Cloud Nine: Caryl Churchill’s Pre-emptive Response to Her CriticsDaniel
Jernigan
Nanyang Technological University, Singapore
Abstract:
Caryl Churchill is well known for writing plays which engage feminist, Marxist, and gender issues in ways that have drawn the attention of literary critics interested in these same concerns, not all of it favorable. However, Churchill’s concurrent interest in critiquing traditional epistemological and ontological commitments by exploring how truth is invested in power is perhaps less well known, except, perhaps, for those who see it as an inevitable component of her political concerns. The primary objective of this essay, however, is to explain that Churchill doesn’t simply engage such issues as a byproduct of her investment in political issues, but, rather, quite the opposite, as I finally argue that her primary impulse is epistemological – and that all her other concerns stem from that first concern.

The Speaking Silence of Ghosts and Dreamers:Dead Women in Christina Rossetti’s Death Lyrics
Xu Sha
, Sun Yat-sen University, China
Abstract:
The speaker in most of Christina Rossetti’s death lyrics is a dead woman who, under the guise of ghost or dreamer, vacillates between keeping silence and speaking.

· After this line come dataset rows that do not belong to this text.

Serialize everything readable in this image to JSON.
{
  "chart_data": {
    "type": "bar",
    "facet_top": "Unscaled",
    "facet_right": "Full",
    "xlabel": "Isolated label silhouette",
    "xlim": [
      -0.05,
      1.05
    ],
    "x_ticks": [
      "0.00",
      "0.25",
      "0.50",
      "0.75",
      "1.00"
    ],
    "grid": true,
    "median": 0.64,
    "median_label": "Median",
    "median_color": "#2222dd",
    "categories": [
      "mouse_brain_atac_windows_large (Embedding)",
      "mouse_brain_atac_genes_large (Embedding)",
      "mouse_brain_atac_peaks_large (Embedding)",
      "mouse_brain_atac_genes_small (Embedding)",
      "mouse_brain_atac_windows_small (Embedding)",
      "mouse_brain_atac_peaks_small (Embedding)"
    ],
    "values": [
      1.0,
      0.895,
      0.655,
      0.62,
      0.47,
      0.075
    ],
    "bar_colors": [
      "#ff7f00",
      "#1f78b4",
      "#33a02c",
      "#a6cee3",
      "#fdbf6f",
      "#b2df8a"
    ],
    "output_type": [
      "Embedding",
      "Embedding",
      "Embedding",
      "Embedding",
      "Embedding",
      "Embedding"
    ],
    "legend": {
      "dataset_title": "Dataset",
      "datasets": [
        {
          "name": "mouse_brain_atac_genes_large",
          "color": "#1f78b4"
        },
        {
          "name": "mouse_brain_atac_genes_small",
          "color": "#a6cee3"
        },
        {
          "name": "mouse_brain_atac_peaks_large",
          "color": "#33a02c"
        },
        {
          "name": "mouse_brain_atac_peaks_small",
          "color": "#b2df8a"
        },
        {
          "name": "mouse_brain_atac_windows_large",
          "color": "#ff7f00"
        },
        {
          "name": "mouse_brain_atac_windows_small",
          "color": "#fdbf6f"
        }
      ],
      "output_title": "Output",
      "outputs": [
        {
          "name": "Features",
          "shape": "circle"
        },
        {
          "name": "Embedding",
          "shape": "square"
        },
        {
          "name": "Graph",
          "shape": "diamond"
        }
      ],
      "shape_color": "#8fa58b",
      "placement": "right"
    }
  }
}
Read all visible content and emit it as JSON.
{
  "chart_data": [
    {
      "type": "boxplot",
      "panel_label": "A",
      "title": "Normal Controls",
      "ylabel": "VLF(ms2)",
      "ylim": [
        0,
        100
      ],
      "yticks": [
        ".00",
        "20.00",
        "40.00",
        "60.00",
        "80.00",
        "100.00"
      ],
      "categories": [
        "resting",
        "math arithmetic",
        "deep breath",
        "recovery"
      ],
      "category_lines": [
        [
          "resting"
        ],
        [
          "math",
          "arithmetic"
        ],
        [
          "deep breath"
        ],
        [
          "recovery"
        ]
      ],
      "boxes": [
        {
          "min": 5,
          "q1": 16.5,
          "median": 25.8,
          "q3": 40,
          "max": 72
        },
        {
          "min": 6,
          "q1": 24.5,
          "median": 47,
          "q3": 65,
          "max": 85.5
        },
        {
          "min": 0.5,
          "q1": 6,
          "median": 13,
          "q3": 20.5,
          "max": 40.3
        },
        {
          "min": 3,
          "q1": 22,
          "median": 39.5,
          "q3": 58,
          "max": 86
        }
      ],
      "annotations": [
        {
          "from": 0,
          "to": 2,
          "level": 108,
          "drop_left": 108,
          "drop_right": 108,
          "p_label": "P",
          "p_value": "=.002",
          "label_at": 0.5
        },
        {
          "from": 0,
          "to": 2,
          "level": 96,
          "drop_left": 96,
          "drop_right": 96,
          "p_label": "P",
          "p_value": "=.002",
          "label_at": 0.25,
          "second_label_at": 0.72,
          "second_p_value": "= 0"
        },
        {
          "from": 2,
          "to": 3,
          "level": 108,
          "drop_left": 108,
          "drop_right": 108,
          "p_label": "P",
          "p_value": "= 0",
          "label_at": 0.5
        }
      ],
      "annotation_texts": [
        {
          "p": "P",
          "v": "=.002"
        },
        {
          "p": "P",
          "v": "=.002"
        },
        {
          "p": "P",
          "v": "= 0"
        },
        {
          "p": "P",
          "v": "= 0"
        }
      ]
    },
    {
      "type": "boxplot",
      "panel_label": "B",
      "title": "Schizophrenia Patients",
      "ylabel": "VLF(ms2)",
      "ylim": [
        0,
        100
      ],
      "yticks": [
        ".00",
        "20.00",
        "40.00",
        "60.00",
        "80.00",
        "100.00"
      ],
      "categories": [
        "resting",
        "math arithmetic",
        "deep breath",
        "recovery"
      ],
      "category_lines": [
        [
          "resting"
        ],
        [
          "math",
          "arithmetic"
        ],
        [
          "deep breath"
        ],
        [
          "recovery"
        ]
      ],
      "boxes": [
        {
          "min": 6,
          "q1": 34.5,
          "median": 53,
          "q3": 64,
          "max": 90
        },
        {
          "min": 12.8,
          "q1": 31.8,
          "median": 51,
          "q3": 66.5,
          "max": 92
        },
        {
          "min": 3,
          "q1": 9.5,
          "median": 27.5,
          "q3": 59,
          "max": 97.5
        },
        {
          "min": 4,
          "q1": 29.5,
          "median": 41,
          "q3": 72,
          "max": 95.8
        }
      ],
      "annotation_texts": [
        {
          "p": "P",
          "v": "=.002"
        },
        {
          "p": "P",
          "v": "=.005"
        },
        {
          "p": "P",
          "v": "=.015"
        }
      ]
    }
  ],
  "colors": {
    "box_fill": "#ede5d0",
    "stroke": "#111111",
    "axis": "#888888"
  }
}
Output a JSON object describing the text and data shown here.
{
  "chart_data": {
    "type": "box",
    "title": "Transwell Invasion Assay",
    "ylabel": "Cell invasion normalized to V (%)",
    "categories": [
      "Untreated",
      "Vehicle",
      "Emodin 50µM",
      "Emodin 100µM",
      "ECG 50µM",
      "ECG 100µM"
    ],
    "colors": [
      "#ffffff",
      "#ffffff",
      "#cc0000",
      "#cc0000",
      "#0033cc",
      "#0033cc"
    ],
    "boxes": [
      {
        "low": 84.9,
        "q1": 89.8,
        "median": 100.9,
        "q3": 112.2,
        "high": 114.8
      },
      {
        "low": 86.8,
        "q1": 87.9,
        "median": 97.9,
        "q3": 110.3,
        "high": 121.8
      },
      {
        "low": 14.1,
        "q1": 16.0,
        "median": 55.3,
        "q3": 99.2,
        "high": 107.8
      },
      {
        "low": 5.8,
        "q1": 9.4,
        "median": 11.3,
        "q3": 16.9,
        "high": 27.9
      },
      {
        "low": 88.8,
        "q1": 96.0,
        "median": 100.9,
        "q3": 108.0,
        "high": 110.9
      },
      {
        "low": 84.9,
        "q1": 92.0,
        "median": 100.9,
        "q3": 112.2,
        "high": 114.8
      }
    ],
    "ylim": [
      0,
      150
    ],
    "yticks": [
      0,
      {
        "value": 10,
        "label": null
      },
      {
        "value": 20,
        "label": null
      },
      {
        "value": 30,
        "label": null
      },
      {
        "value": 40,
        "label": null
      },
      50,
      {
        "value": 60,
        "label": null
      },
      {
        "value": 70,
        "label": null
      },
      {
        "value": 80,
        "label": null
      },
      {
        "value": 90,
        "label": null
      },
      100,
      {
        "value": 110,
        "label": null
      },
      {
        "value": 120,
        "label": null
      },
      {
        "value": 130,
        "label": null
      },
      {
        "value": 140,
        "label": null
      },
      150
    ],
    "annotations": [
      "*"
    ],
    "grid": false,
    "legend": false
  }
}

Through this process, the speaker arrives at her final state of “muteness,” a muteness in which the speaker nevertheless still talks and prays calmly and optimistically in her heart, a Silence saturated with hope, faith, and belief. This pattern in Rossetti’s work may be described by the paradigm “silence-voice-Silence”.

Climate, Phenophase and Regionalism of Classical Chinese Poetry
Zeng Daxing, Guangzhou University, China
Abstract
This paper is based on an essential premise of literary geography, that is, there is a close relationship between the regionalism of literature and the diversity of climate and phenophase. Through discussing the climates and phenophase as recorded in the classical Chinese poetry of Tang dynasty and Song dynasty, this study aims to illustrate that the diversity of climate and phenophase as affected by latitude, longitude, altitude and periodicity enables Chinese poets to offer localized experience in their unique language.

Literature Teaching Overseas: A Culture-loaded Process
Ou Hong, Sun Yat-sen University, China
Abstract:
Literature teaching overseas involves a context and perspective other than that of the native land. Influenced by the alien cultural elements, the canon is modified, and the focus of emphasis shifted. Allowances should be made for these changes since literature teaching overseas is a culture-loaded process.

In Unum Pluribus: Toward a More Perfect Invention
Charles Bernstein,
University of Pennsylvania, USA
Abstract:
Emerson's moral perfectionism, as interpreted by American philosopher Stanley Cavell, emphasized that we don't achieve perfection but move toward it in an unending process. President Obama invokes this idea in discussing the racial divide in America, by speaking of "more perfect." Emersonian pragmatism might also be a model in considering the difficulties of translation between American English and Chinese. Translating contemporary poetry is model for possible cultural exchange.

Poetry and Sympathy: An Example from Coleridge
J. H. Prynne
, University of Cambridge, England
Abstract:
This paper presents analysis and commentary focussed on a 'conversation poem' by S.T. Coleridge, 'This Lime Tree Bower My Prison', in the context of a specific episode in his personal and social life, examining the poem's style as an experimental hybrid between informal reflection and the more elevated manner of the pindaric ode. Each stage of the poem's composition, its language and state of consciousness, is discussed in close detail, against a theoretical background of “sympathy”, a current idea at the time, as a framework for projective thought and emotion in the poet's inner life.